The blog A Fine Theorem is an excellent source of thoughtful discussions of interesting, mostly very recent, papers in economic theory and related fields. A link to it appears topmost in Sites I Like on the right side of this site. After an altogether too-long hiatus, I returned today to A Fine Theorem to find several items of interest that are new to me.
One of these items is the discussion of why economists (economic theorists, mostly) want to see proofs, not simulation results, to be convinced. As I understand the post, economists recognize that it is totally impossible to nail down economic theories on a few parameters that will be conceivably measured better and better over time. We economic theorists just have such a much harder time dealing with the complexity of a social system than a physicist who studies gravity that, as a profession, we have given up on coming up with a true model. Instead we build models upon a small, unified set of principles, a Foundation for all economics, that can give us ways of thinking consistently in many domains of application within economics. A paper that presents nice theorems and their proofs contributes to this enterprise, especially if the assumptions of the theorems do not depart much from the commonly-agreed Foundation. A paper that reports the results of a few thousand simulations hides the reasoning within a black box. Hence papers with proofs are more usable in building the economic theory pyramid and therefore more popular. Theorists stay away from trying to use the opaque (to them) reasoning that drives simulation results.
(I tried very hard not to make here the obvious analogy of economic theorizing as a pyramid scheme, and as you can see, I failed. If economic theory only aspires to indoctrinate researchers in THE ONE WAY to build models—and we know that econometric testing of the predictions of such models has not been a shining beacon of perfectibility in avoiding narrowminded, blid even, adherence to the Foundation—then we may be building totally useless beautifully constructed mathematical models, in fact harmful models, as they teach policy makers the wrong things. See below for another stab at this subject, and my total capitulation to have to devote a new post to it.)
I am not convinced by the black-box statement. (Confession: I still need to read seriously the paper that the post refers to, which can be found here (PDF).) If the authors of simulations publish their code, the only reason to say that the logic of the result is hidden is the inexperience of the reader with algorithms. Without going so far as to side with Wolfram, who said in his massive A New Kind of Science that all nature (all of it, including the living bits of nature and their behavior) is a bunch of algorithms, I would propose that we economic theorists need a better education in understanding algorithms.

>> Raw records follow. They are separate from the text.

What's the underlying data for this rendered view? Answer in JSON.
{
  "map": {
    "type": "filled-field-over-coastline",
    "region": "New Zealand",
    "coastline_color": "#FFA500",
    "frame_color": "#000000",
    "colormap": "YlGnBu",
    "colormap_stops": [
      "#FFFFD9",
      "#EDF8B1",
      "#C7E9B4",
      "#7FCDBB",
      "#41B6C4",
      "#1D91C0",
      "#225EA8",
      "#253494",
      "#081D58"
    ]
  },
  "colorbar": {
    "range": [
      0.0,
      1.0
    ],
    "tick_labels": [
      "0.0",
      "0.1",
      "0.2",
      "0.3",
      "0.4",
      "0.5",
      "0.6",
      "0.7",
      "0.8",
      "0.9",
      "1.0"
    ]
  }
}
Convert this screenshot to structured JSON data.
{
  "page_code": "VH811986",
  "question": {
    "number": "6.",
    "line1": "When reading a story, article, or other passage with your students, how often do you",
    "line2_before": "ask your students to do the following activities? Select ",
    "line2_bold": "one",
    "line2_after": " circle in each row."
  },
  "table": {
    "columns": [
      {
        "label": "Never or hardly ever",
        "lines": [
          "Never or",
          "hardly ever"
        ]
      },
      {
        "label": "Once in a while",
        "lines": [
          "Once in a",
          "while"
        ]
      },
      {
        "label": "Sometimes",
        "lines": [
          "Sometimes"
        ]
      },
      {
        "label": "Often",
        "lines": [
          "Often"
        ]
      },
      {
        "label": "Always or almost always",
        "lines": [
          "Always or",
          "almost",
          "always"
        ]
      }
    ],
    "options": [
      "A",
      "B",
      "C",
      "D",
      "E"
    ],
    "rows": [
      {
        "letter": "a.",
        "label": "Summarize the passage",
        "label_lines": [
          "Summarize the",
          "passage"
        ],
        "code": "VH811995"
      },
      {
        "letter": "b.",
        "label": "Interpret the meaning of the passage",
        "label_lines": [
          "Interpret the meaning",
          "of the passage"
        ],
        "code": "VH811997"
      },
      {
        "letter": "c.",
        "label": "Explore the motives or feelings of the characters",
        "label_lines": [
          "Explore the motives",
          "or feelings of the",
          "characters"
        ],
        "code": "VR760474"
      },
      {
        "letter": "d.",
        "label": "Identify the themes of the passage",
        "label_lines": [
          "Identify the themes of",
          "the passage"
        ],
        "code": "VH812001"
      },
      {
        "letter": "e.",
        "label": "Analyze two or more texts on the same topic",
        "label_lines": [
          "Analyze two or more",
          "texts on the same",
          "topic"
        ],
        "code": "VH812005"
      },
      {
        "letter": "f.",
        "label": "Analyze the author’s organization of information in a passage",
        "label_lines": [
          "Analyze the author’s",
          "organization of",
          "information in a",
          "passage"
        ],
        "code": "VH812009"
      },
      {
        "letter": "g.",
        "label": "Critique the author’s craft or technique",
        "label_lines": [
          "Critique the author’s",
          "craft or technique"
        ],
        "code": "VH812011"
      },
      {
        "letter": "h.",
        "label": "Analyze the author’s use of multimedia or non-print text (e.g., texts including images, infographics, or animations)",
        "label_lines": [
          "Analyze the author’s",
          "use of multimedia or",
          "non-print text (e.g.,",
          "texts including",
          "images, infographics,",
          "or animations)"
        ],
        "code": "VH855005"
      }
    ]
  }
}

As Leigh Tesfatsion says in one of her surveys of agent-based simulation (unfortunately I have no exact reference right now), every single run of a simulation is a mathematical proof, just with assumptions that appear narrower than we are used to (for instance, because they specify parameters numerically and exactly). A few thousand simulation runs can cover a decently-sized portion of the parameter space and then they are arguably as general, if not more, than a formal theorem on the same conceptual domain.
And things can be even worse for formal theorizing. It feels like we have been working with assumptions and techniques we are familiar with and which deliver consistently publishable papers based on assumptions from the Foundation. We are uncomfortable thinking about the possibility that this foundation is a quicksand. Computer simulations have a clear advantage here: flexibility. You can experiment with a simulation without feeling as restricted as by the straightjacket of mainstream economic theorizing. Simulations are more light-footed than Foundation-based theorizing, so they have a better chance to avoid sinking in the quicksand. (This is veering too far from the topic of the post, however, so I will have to write more in this vein in a subsequent post of mine.)
We could also imagine a source of unease about simulations in general, based on the complexity of the computer’s innards and even of the computer’s output. When the four-color theorem was proved by computer (not by simulation, but by exhaustive enumeration of the possibilities, as I understand it) a debate raged for a while among mathematicians. How could we accept a proof so gigantic that we cannot inspect it ourselves? I may be wrong, but mathematicians as a whole have resolved this debate by accepting that computers can give us acceptable proofs. We simply must accept the black-box problem; it comes with too many demonstrably solid and useful contributions of electronic computation to our lives. This is true even in cases where the box is kept black for commercial reasons, such as the exact Google search algorithm. A Google search these days may give us a few too many content-farm results that are not useful, but it still is an amazing tool whose operation is secret to most people.
As someone who has dabbled in agent-based computer simulations and intends to continue doing so, I appreciate the clarity this discussion gave me on the unpopularity of this kind of work among my colleagues, as well as the stimulation to think more about this issue. The unpopularity should not be overemphasized, however, as simulations are studied enough and published enough in economics to have their own volumes in the Handbook of Economics Series (Handbook of Computational Economics, in two volumes as of now, the second one on agent based computational economics, the kind of simulation I consider most useful for economists).